The present case is not, according to the applicant, one of a single pulling of the trigger. The only evidence of the playing of a game is that afforded by the admissions of the applicant himself, and that includes admissions that it had been agreed that they should pull the trigger no more than twice each and that the revolver discharged when the trigger was pulled the fourth time. It may be that on the re-trial the danger as opposed to the knowledge of it will again be conceded. There might be some practical, if not theoretical, difficulty, in the accused man's accepting that the jury should find the dangerous act necessary for manslaughter while disputing that the dangerous act necessary for reckless murder should be found.

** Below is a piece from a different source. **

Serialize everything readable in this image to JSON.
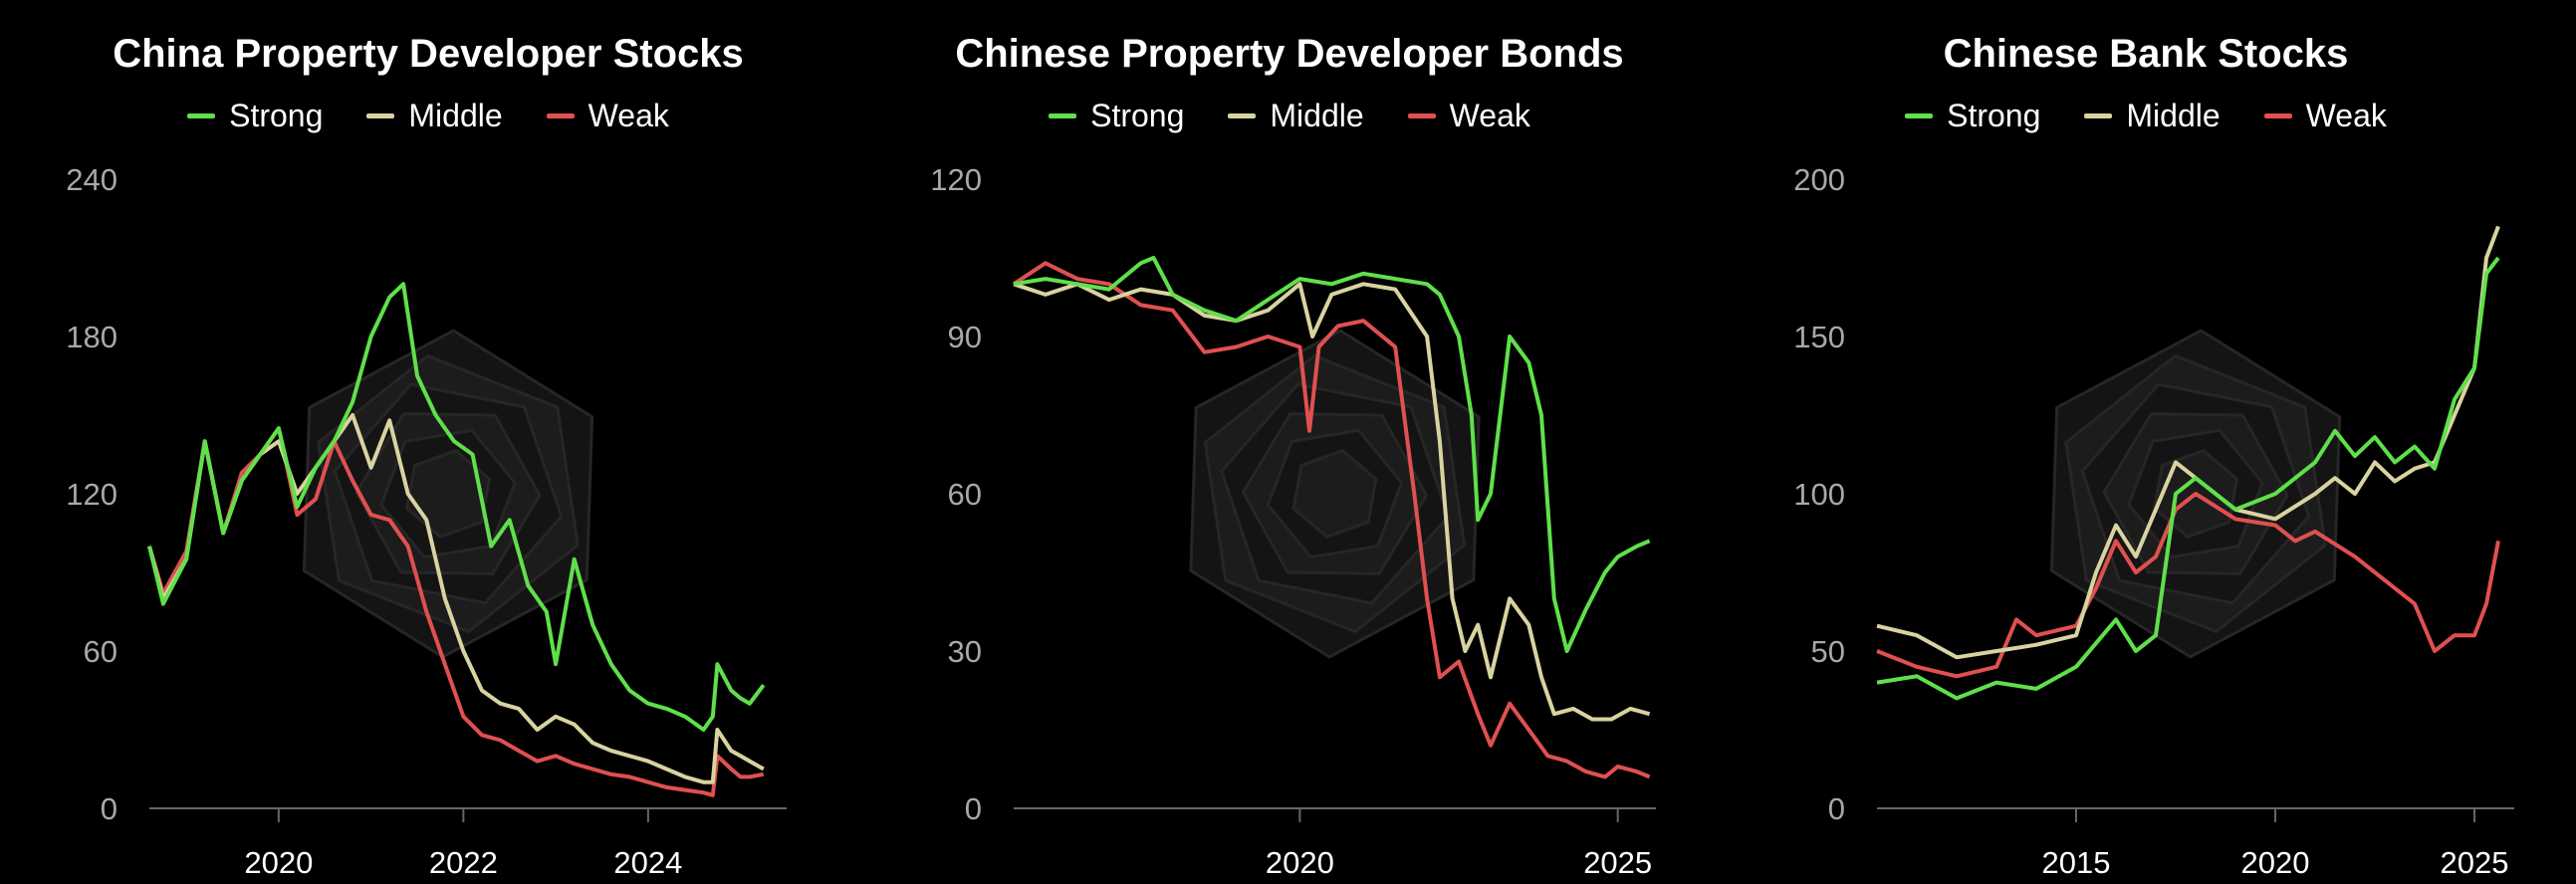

Compare Wilson v. R. (1992) 174 C.L.R. 313 at 333 per Mason, C.J., Toohey, Gaudron and McHugh, JJ. and at 339-40 per Brennan, Deane and Dawson, JJ. I would not expect a jury to have any difficulty in concluding, on the evidence placed before it last November, that the applicant's act was dangerous in the sense necessary for reckless murder. This is on the assumption that they were not satisfied that the game was an invention.
On the re-trial if it is not conceded by the accused that it was probable that death or grievous bodily harm would result from his act, the directions of law given to the jury on this point could be quite short. The judge should direct them in accordance with Crabbe, as explained in Boughey.
WINNEKE, P.:
I agree, for the reasons given by Brooking, J.A., that this application must be allowed and a new trial had.
ORMISTON, J.A.:
I likewise agree.
WINNEKE, P.:
The formal order of the Court will be that the application for leave to appeal against conviction is allowed. The appeal is treated as having been heard simultaneously with that application and it too is allowed. The conviction recorded is quashed. The Court directs that a new trial be had on the charge of murder.
The Court will place on its record the notice of abandonment of application for leave to appeal against sentence signed by the applicant today.